Thursday, May 21, 2015

How to Be Like Walt

Recently my boss let me borrow the book How to Be Like Walt by Pat Williams. Hands down, this is THE BEST book on Walt Disney that I have ever come across. The book is a biography that follows Walt's life in chronological order. However, Williams ends each chapter with a lesson we can learn from Walt based on that period of his life that will help us be more like him. Here are a few nuggets I particularly enjoyed:

Towards the beginning of the book, Pat Williams gives his first lesson as a way to NOT be like Walt--don't smoke! He talks about the start of Walt's smoking habit and how it eventually killed him.

Walt Disney liked to do the impossible. He was constantly ridiculed, but he always proved them wrong. The author states that the world could do without a thousand critics and not miss them, but it would be a whole lot different if it lost one Walt Disney.

Walt was a great salesman. A true salesman is a noble profession. He (or she) acts with high integrity, believes in his product, is passionate about it, and establishes great relationships. That is exactly the kind of man Walt was.
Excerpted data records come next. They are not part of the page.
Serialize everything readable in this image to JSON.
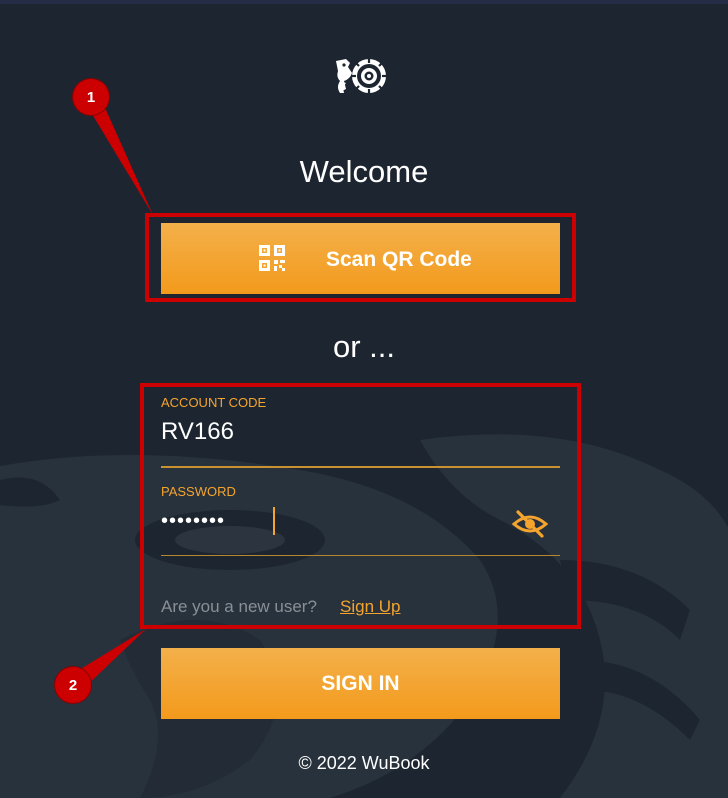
{
  "header": {
    "logo_icon": "wubook-logo-icon",
    "title": "Welcome"
  },
  "qr_button": {
    "label": "Scan QR Code",
    "icon": "qr-code-icon"
  },
  "separator": "or ...",
  "form": {
    "account_code": {
      "label": "ACCOUNT CODE",
      "value": "RV166"
    },
    "password": {
      "label": "PASSWORD",
      "value": "••••••••",
      "toggle_icon": "eye-slash-icon"
    },
    "new_user_text": "Are you a new user?",
    "signup_label": "Sign Up"
  },
  "signin_button": {
    "label": "SIGN IN"
  },
  "footer": {
    "copyright": "© 2022 WuBook"
  },
  "annotations": {
    "marker_1": "1",
    "marker_2": "2"
  },
  "colors": {
    "background": "#1d2630",
    "accent": "#f5a42e",
    "button": "#f3a12a",
    "annotation": "#cc0000"
  }
}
Walt's name was slandered by disaffected employees. He was called anti-semitic, a womanizer, and other things. These rumors were lies. Walt's favorite composers, the Sherman Brothers, were Jews. Other important people that he loved and trusted were also Jews. He was also fiercely loyal to his wife. He once said to Ken Anderson, complaining that some of his staffers spent their evening womanizing, "Boy, I just can't understand that, Ken. It's like women are their hobby." Ken Anderson noted that Walt could not imagine how a married man could be unfaithful to his wife.
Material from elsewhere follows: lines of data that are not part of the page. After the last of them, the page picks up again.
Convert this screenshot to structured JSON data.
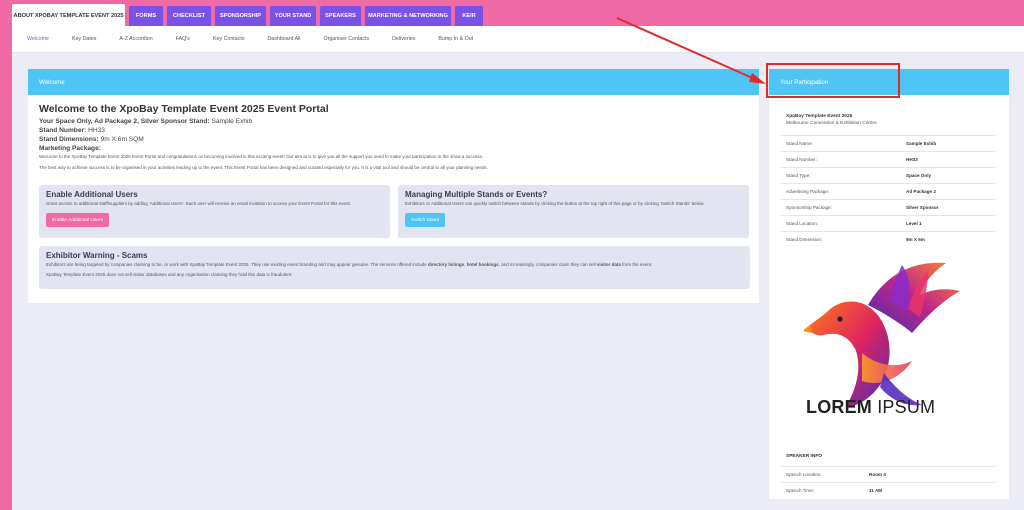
{
  "topnav": {
    "tabs": [
      {
        "label": "ABOUT XPOBAY TEMPLATE EVENT 2025",
        "w": 113
      },
      {
        "label": "FORMS",
        "w": 34
      },
      {
        "label": "CHECKLIST",
        "w": 44
      },
      {
        "label": "SPONSORSHIP",
        "w": 51
      },
      {
        "label": "YOUR STAND",
        "w": 46
      },
      {
        "label": "SPEAKERS",
        "w": 41
      },
      {
        "label": "MARKETING & NETWORKING",
        "w": 86
      },
      {
        "label": "KEIR",
        "w": 28
      }
    ]
  },
  "subnav": [
    "Welcome",
    "Key Dates",
    "A-Z Accordion",
    "FAQ's",
    "Key Contacts",
    "Dashboard All",
    "Organiser Contacts",
    "Deliveries",
    "Bump In & Out"
  ],
  "welcome": {
    "header": "Welcome",
    "title": "Welcome to the XpoBay Template Event 2025 Event Portal",
    "space_line": "Your Space Only, Ad Package 2, Silver Sponsor Stand:",
    "space_value": "Sample Exhib",
    "stand_number_label": "Stand Number:",
    "stand_number_value": "HH33",
    "stand_dim_label": "Stand Dimensions:",
    "stand_dim_value": "9m X 6m SQM",
    "marketing_label": "Marketing Package:",
    "intro": "Welcome to the XpoBay Template Event 2025 Event Portal and congratulations on becoming involved in this exciting event! Our aim at is to give you all the support you need to make your participation in the show a success.",
    "intro2": "The best way to achieve success is to be organised in your activities leading up to the event. This Event Portal has been designed and curated especially for you. It is a vital tool and should be central to all your planning needs."
  },
  "users_box": {
    "title": "Enable Additional Users",
    "text": "Grant access to additional staff/suppliers by adding 'Additional Users'. Each user will receive an email invitation to access your Event Portal for this event.",
    "button": "Enable Additional Users"
  },
  "stands_box": {
    "title": "Managing Multiple Stands or Events?",
    "text": "Exhibitors or Additional Users can quickly switch between stands by clicking the button at the top right of this page or by clicking 'Switch Stands' below.",
    "button": "Switch Stand"
  },
  "warning": {
    "title": "Exhibitor Warning - Scams",
    "t1": "Exhibitors are being targeted by companies claiming to be, or work with XpoBay Template Event 2025. They use existing event branding and may appear genuine. The services offered include ",
    "b1": "directory listings",
    "t2": ", ",
    "b2": "hotel bookings",
    "t3": ", and increasingly, companies claim they can sell ",
    "b3": "visitor data",
    "t4": " from the event.",
    "text2": "XpoBay Template Event 2025 does not sell visitor databases and any organisation claiming they hold this data is fraudulent."
  },
  "participation": {
    "header": "Your Participation",
    "event": "XpoBay Template Event 2025",
    "venue": "Melbourne Convention & Exhibition Centre",
    "rows": [
      {
        "k": "Stand Name:",
        "v": "Sample Exhib"
      },
      {
        "k": "Stand Number:",
        "v": "HH33"
      },
      {
        "k": "Stand Type:",
        "v": "Space Only"
      },
      {
        "k": "Advertising Package:",
        "v": "Ad Package 2"
      },
      {
        "k": "Sponsorship Package:",
        "v": "Silver Sponsor"
      },
      {
        "k": "Stand Location:",
        "v": "Level 1"
      },
      {
        "k": "Stand Dimension:",
        "v": "9m X 6m"
      }
    ],
    "logo_bold": "LOREM",
    "logo_light": "IPSUM",
    "speaker_header": "SPEAKER INFO",
    "speaker_rows": [
      {
        "k": "Speech Location:",
        "v": "Room 4"
      },
      {
        "k": "Speech Time:",
        "v": "11 AM"
      }
    ]
  },
  "colors": {
    "tab": "#7a52e6",
    "header": "#4fc5f6",
    "pink_button": "#f06aa6",
    "cyan_button": "#4fc5f6",
    "frame": "#f06aa6",
    "annotation": "#e22a2a"
  }
}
Walt's vision for EPCOT was to create a true Utopia, but after the death of both him and his brother Roy, this final dream of his was forgotten and Epcot became another theme park. Walt wanted it to be an actual community where people could live, and where new technologies could be tested to solve the many problems facing society. Sadly, his dream will have to wait.

This book was such a joy to read. I laughed out loud. I eagerly followed Walt's adventures. And I confess that when I read about his death, I cried real tears. Everybody who knows me knows that I love Disney. But most of all, I love the man that started it all and gave it his name. Reading this book is the closest I've been able to come to know the inspiring man that is Walt Disney.